Pensata

Carlos Heitor Cony

30/04/2002

Pagando o mico

De certa forma, sou um profissional do livro, tanto na mão como na contramão, na voz ativa e passiva. Acho que passei a maior parte do meu tempo lendo ou escrevendo -e confesso que, embora não me justifique, o contato com o livro tem sido o melhor da minha vida- ao lado de outros prazeres, poucos e não bastantes.

Mesmo assim, não gosto da palavra "bienal" usada pelas feiras de livros que, felizmente, se realizam anualmente. Mas considero o evento necessário para a promoção do livro como um todo, e não da literatura em si.
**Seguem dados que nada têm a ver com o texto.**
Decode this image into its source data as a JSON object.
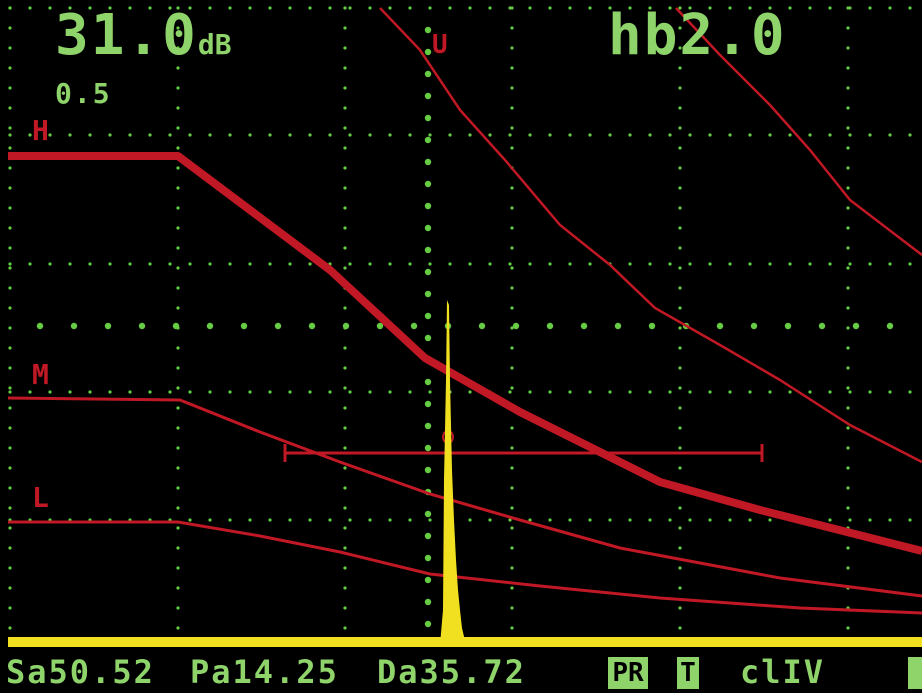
{
  "header": {
    "gain_value": "31.0",
    "gain_unit": "dB",
    "gain_step": "0.5",
    "mode": "hb2.0"
  },
  "markers": {
    "u": "U",
    "h": "H",
    "m": "M",
    "l": "L"
  },
  "status": {
    "sa": "Sa50.52",
    "pa": "Pa14.25",
    "da": "Da35.72",
    "pr": "PR",
    "t": "T",
    "class": "clIV"
  },
  "colors": {
    "background": "#000000",
    "grid": "#66cc44",
    "text": "#8ed46b",
    "curve": "#c01824",
    "signal": "#f0e020"
  }
}
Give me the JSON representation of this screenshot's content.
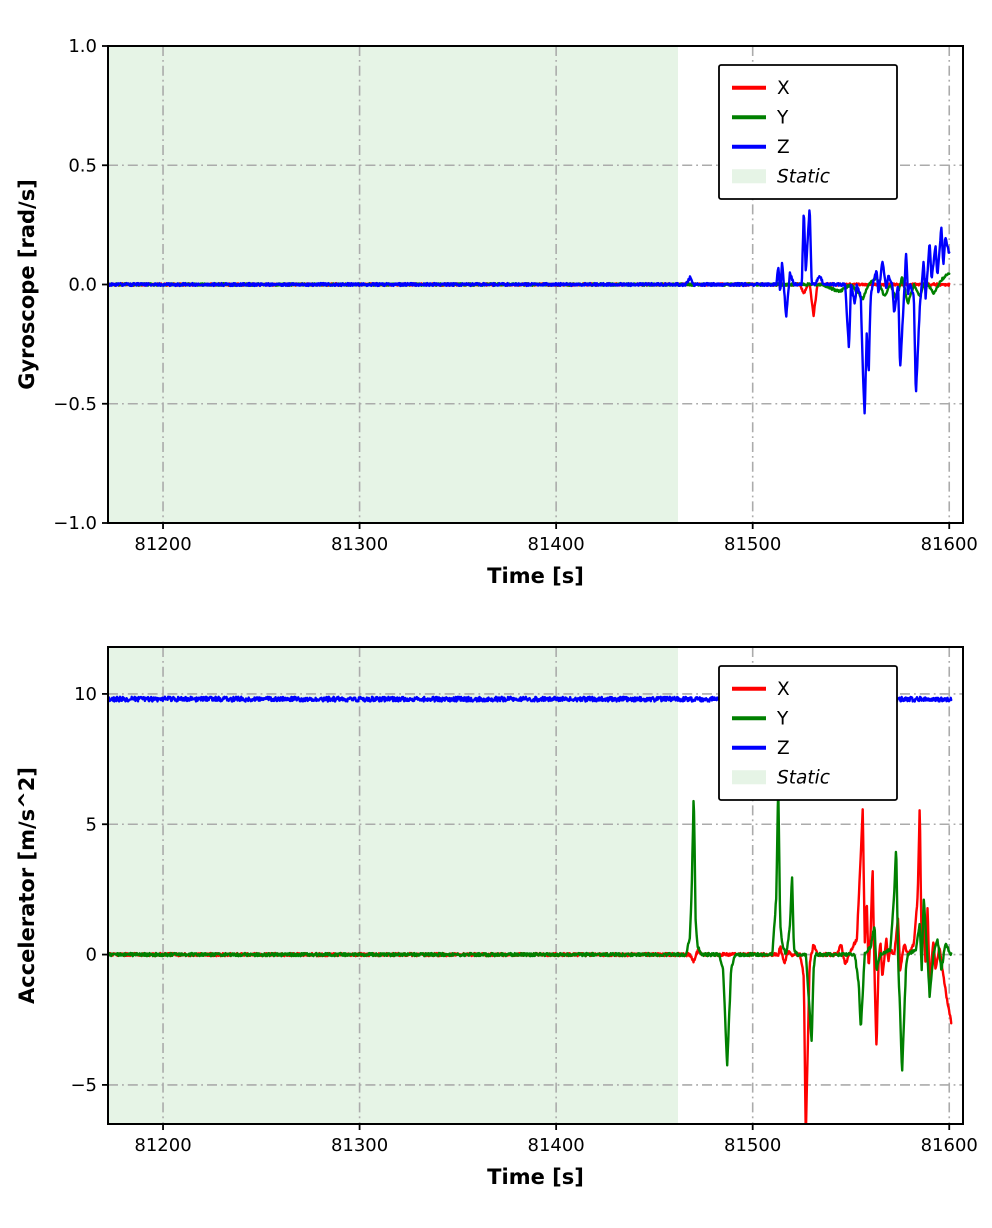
{
  "figure": {
    "background": "#ffffff",
    "axes_color": "#000000"
  },
  "chart_data": [
    {
      "type": "line",
      "title": "",
      "xlabel": "Time [s]",
      "ylabel": "Gyroscope [rad/s]",
      "xlim": [
        81172,
        81607
      ],
      "ylim": [
        -1.0,
        1.0
      ],
      "grid": {
        "on": true,
        "style": "dash-dot",
        "color": "#ababab"
      },
      "xticks": [
        {
          "v": 81200,
          "label": "81200"
        },
        {
          "v": 81300,
          "label": "81300"
        },
        {
          "v": 81400,
          "label": "81400"
        },
        {
          "v": 81500,
          "label": "81500"
        },
        {
          "v": 81600,
          "label": "81600"
        }
      ],
      "yticks": [
        {
          "v": 1.0,
          "label": "1.0"
        },
        {
          "v": 0.5,
          "label": "0.5"
        },
        {
          "v": 0.0,
          "label": "0.0"
        },
        {
          "v": -0.5,
          "label": "−0.5"
        },
        {
          "v": -1.0,
          "label": "−1.0"
        }
      ],
      "static_region": {
        "label": "Static",
        "x_start": 81172,
        "x_end": 81462,
        "color": "#e6f4e6"
      },
      "legend": {
        "position": "upper-right",
        "entries": [
          {
            "label": "X",
            "color": "#ff0000",
            "type": "line",
            "italic": false
          },
          {
            "label": "Y",
            "color": "#008000",
            "type": "line",
            "italic": false
          },
          {
            "label": "Z",
            "color": "#0000ff",
            "type": "line",
            "italic": false
          },
          {
            "label": "Static",
            "color": "#e6f4e6",
            "type": "patch",
            "italic": true
          }
        ]
      },
      "series": [
        {
          "name": "X",
          "color": "#ff0000",
          "noise": 0.005,
          "keypoints": [
            [
              81172,
              0
            ],
            [
              81524,
              0
            ],
            [
              81526,
              -0.04
            ],
            [
              81528,
              0
            ],
            [
              81529,
              0
            ],
            [
              81531,
              -0.13
            ],
            [
              81533,
              0
            ],
            [
              81600,
              0
            ]
          ]
        },
        {
          "name": "Y",
          "color": "#008000",
          "noise": 0.005,
          "keypoints": [
            [
              81172,
              0
            ],
            [
              81535,
              0
            ],
            [
              81544,
              -0.03
            ],
            [
              81550,
              0
            ],
            [
              81556,
              -0.06
            ],
            [
              81559,
              0
            ],
            [
              81563,
              0.03
            ],
            [
              81567,
              -0.05
            ],
            [
              81570,
              0
            ],
            [
              81573,
              -0.06
            ],
            [
              81576,
              0.03
            ],
            [
              81579,
              -0.08
            ],
            [
              81582,
              0
            ],
            [
              81585,
              -0.05
            ],
            [
              81588,
              0.02
            ],
            [
              81592,
              -0.04
            ],
            [
              81596,
              0.02
            ],
            [
              81600,
              0.05
            ]
          ]
        },
        {
          "name": "Z",
          "color": "#0000ff",
          "noise": 0.006,
          "keypoints": [
            [
              81172,
              0
            ],
            [
              81466,
              0
            ],
            [
              81468,
              0.03
            ],
            [
              81470,
              0
            ],
            [
              81505,
              0
            ],
            [
              81512,
              0
            ],
            [
              81513,
              0.08
            ],
            [
              81514,
              -0.04
            ],
            [
              81515,
              0.1
            ],
            [
              81517,
              -0.14
            ],
            [
              81519,
              0.05
            ],
            [
              81521,
              0
            ],
            [
              81525,
              0
            ],
            [
              81526,
              0.32
            ],
            [
              81527,
              0.05
            ],
            [
              81529,
              0.33
            ],
            [
              81530,
              0
            ],
            [
              81532,
              0
            ],
            [
              81534,
              0.04
            ],
            [
              81536,
              0
            ],
            [
              81547,
              0
            ],
            [
              81549,
              -0.27
            ],
            [
              81550,
              0
            ],
            [
              81552,
              -0.08
            ],
            [
              81553,
              0
            ],
            [
              81555,
              -0.05
            ],
            [
              81556,
              -0.35
            ],
            [
              81557,
              -0.56
            ],
            [
              81558,
              -0.2
            ],
            [
              81559,
              -0.38
            ],
            [
              81560,
              -0.05
            ],
            [
              81561,
              0
            ],
            [
              81563,
              0.06
            ],
            [
              81564,
              -0.04
            ],
            [
              81566,
              0.1
            ],
            [
              81568,
              -0.02
            ],
            [
              81569,
              0.04
            ],
            [
              81571,
              0
            ],
            [
              81572,
              -0.12
            ],
            [
              81574,
              0
            ],
            [
              81575,
              -0.36
            ],
            [
              81577,
              -0.05
            ],
            [
              81578,
              0.14
            ],
            [
              81579,
              -0.04
            ],
            [
              81580,
              0
            ],
            [
              81582,
              -0.05
            ],
            [
              81583,
              -0.47
            ],
            [
              81585,
              -0.1
            ],
            [
              81586,
              0
            ],
            [
              81587,
              0.1
            ],
            [
              81588,
              -0.06
            ],
            [
              81590,
              0.18
            ],
            [
              81591,
              0.02
            ],
            [
              81593,
              0.16
            ],
            [
              81594,
              0.04
            ],
            [
              81596,
              0.24
            ],
            [
              81597,
              0.08
            ],
            [
              81598,
              0.2
            ],
            [
              81600,
              0.13
            ]
          ]
        }
      ]
    },
    {
      "type": "line",
      "title": "",
      "xlabel": "Time [s]",
      "ylabel": "Accelerator [m/s^2]",
      "xlim": [
        81172,
        81607
      ],
      "ylim": [
        -6.5,
        11.8
      ],
      "grid": {
        "on": true,
        "style": "dash-dot",
        "color": "#ababab"
      },
      "xticks": [
        {
          "v": 81200,
          "label": "81200"
        },
        {
          "v": 81300,
          "label": "81300"
        },
        {
          "v": 81400,
          "label": "81400"
        },
        {
          "v": 81500,
          "label": "81500"
        },
        {
          "v": 81600,
          "label": "81600"
        }
      ],
      "yticks": [
        {
          "v": 10,
          "label": "10"
        },
        {
          "v": 5,
          "label": "5"
        },
        {
          "v": 0,
          "label": "0"
        },
        {
          "v": -5,
          "label": "−5"
        }
      ],
      "static_region": {
        "label": "Static",
        "x_start": 81172,
        "x_end": 81462,
        "color": "#e6f4e6"
      },
      "legend": {
        "position": "upper-right",
        "entries": [
          {
            "label": "X",
            "color": "#ff0000",
            "type": "line",
            "italic": false
          },
          {
            "label": "Y",
            "color": "#008000",
            "type": "line",
            "italic": false
          },
          {
            "label": "Z",
            "color": "#0000ff",
            "type": "line",
            "italic": false
          },
          {
            "label": "Static",
            "color": "#e6f4e6",
            "type": "patch",
            "italic": true
          }
        ]
      },
      "series": [
        {
          "name": "X",
          "color": "#ff0000",
          "noise": 0.06,
          "keypoints": [
            [
              81172,
              0
            ],
            [
              81468,
              0
            ],
            [
              81470,
              -0.25
            ],
            [
              81472,
              0.15
            ],
            [
              81474,
              0
            ],
            [
              81513,
              0
            ],
            [
              81514,
              0.3
            ],
            [
              81516,
              -0.35
            ],
            [
              81518,
              0.1
            ],
            [
              81520,
              0
            ],
            [
              81524,
              0
            ],
            [
              81526,
              -0.8
            ],
            [
              81527,
              -7
            ],
            [
              81529,
              -0.3
            ],
            [
              81531,
              0.4
            ],
            [
              81533,
              0
            ],
            [
              81543,
              0
            ],
            [
              81545,
              0.4
            ],
            [
              81547,
              -0.4
            ],
            [
              81549,
              0
            ],
            [
              81553,
              0.6
            ],
            [
              81554,
              2.2
            ],
            [
              81556,
              5.6
            ],
            [
              81557,
              0.4
            ],
            [
              81558,
              2.1
            ],
            [
              81559,
              -0.6
            ],
            [
              81560,
              0.8
            ],
            [
              81561,
              3.4
            ],
            [
              81562,
              -0.8
            ],
            [
              81563,
              -3.6
            ],
            [
              81564,
              -0.4
            ],
            [
              81565,
              0.5
            ],
            [
              81566,
              -0.9
            ],
            [
              81568,
              0.6
            ],
            [
              81569,
              -0.3
            ],
            [
              81570,
              0.2
            ],
            [
              81572,
              0
            ],
            [
              81574,
              1.4
            ],
            [
              81575,
              -0.6
            ],
            [
              81577,
              0.4
            ],
            [
              81579,
              0
            ],
            [
              81582,
              0.4
            ],
            [
              81584,
              2.3
            ],
            [
              81585,
              5.8
            ],
            [
              81586,
              -0.2
            ],
            [
              81587,
              1.6
            ],
            [
              81588,
              -0.6
            ],
            [
              81589,
              1.9
            ],
            [
              81590,
              -1.2
            ],
            [
              81592,
              0.6
            ],
            [
              81593,
              -0.6
            ],
            [
              81595,
              0.3
            ],
            [
              81597,
              -0.8
            ],
            [
              81599,
              -1.8
            ],
            [
              81601,
              -2.6
            ]
          ]
        },
        {
          "name": "Y",
          "color": "#008000",
          "noise": 0.06,
          "keypoints": [
            [
              81172,
              0
            ],
            [
              81466,
              0
            ],
            [
              81468,
              0.6
            ],
            [
              81469,
              2.5
            ],
            [
              81470,
              6.3
            ],
            [
              81471,
              1.2
            ],
            [
              81472,
              0.3
            ],
            [
              81474,
              0
            ],
            [
              81483,
              0
            ],
            [
              81485,
              -0.6
            ],
            [
              81487,
              -4.3
            ],
            [
              81489,
              -0.6
            ],
            [
              81491,
              0
            ],
            [
              81510,
              0
            ],
            [
              81512,
              2.2
            ],
            [
              81513,
              6.6
            ],
            [
              81514,
              1.2
            ],
            [
              81515,
              0.4
            ],
            [
              81517,
              0
            ],
            [
              81519,
              1.1
            ],
            [
              81520,
              3.0
            ],
            [
              81521,
              0.2
            ],
            [
              81523,
              0
            ],
            [
              81527,
              0
            ],
            [
              81529,
              -2.2
            ],
            [
              81530,
              -3.4
            ],
            [
              81531,
              -0.5
            ],
            [
              81532,
              0
            ],
            [
              81552,
              0
            ],
            [
              81554,
              -1.2
            ],
            [
              81555,
              -2.9
            ],
            [
              81557,
              0
            ],
            [
              81560,
              0.3
            ],
            [
              81562,
              1.1
            ],
            [
              81563,
              -0.6
            ],
            [
              81565,
              0
            ],
            [
              81570,
              0.2
            ],
            [
              81572,
              2.3
            ],
            [
              81573,
              4.2
            ],
            [
              81574,
              -0.3
            ],
            [
              81575,
              -2.2
            ],
            [
              81576,
              -4.6
            ],
            [
              81578,
              -0.5
            ],
            [
              81579,
              0
            ],
            [
              81583,
              0.2
            ],
            [
              81585,
              1.2
            ],
            [
              81586,
              -0.6
            ],
            [
              81587,
              2.2
            ],
            [
              81589,
              -0.2
            ],
            [
              81590,
              -1.6
            ],
            [
              81592,
              0
            ],
            [
              81594,
              0.6
            ],
            [
              81596,
              -0.6
            ],
            [
              81598,
              0.4
            ],
            [
              81601,
              0
            ]
          ]
        },
        {
          "name": "Z",
          "color": "#0000ff",
          "noise": 0.09,
          "keypoints": [
            [
              81172,
              9.8
            ],
            [
              81601,
              9.8
            ]
          ]
        }
      ]
    }
  ]
}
Sempre ouvi dizer que há duas maneiras de ser escritor. A primeira, a mais tradicional, é a do refúgio na chamada torre de marfim, em que o autor se isola para não se promiscuir com o mercado. A segunda considera o livro como um elo entre o autor e o leitor, não diviniza nem demoniza a praxe, aceita a regra do jogo e dá o seu recado.

Há gênios e imbecis nas duas categorias. Gênios que se isolam e imbecis que também cultivam a torre que eles julgam ser de marfim.

Não é por aí que a literatura sobrevive como arte e como uma das vias mais importantes da cultura universal. É difícil admitir a existência de gênios inéditos, mas pode haver algum a ser descoberto pela posteridade.

No geral, o gênio pode tardar a ser reconhecido, mas ele tem de pagar um preço: tirante a própria vida, nada é gratuito na vida. Como gênio é coisa rara, quem não é gênio tem de pagar o mico e, mais por humildade do que por vaidade, se submeter à sua circunstância. Viva a Bienal!
Carlos Heitor Cony, 80, é membro do Conselho Editorial da Folha. Romancista e cronista, Cony foi eleito para a Academia Brasileira de Letras em 2000. Escreve para a Folha Online às terças.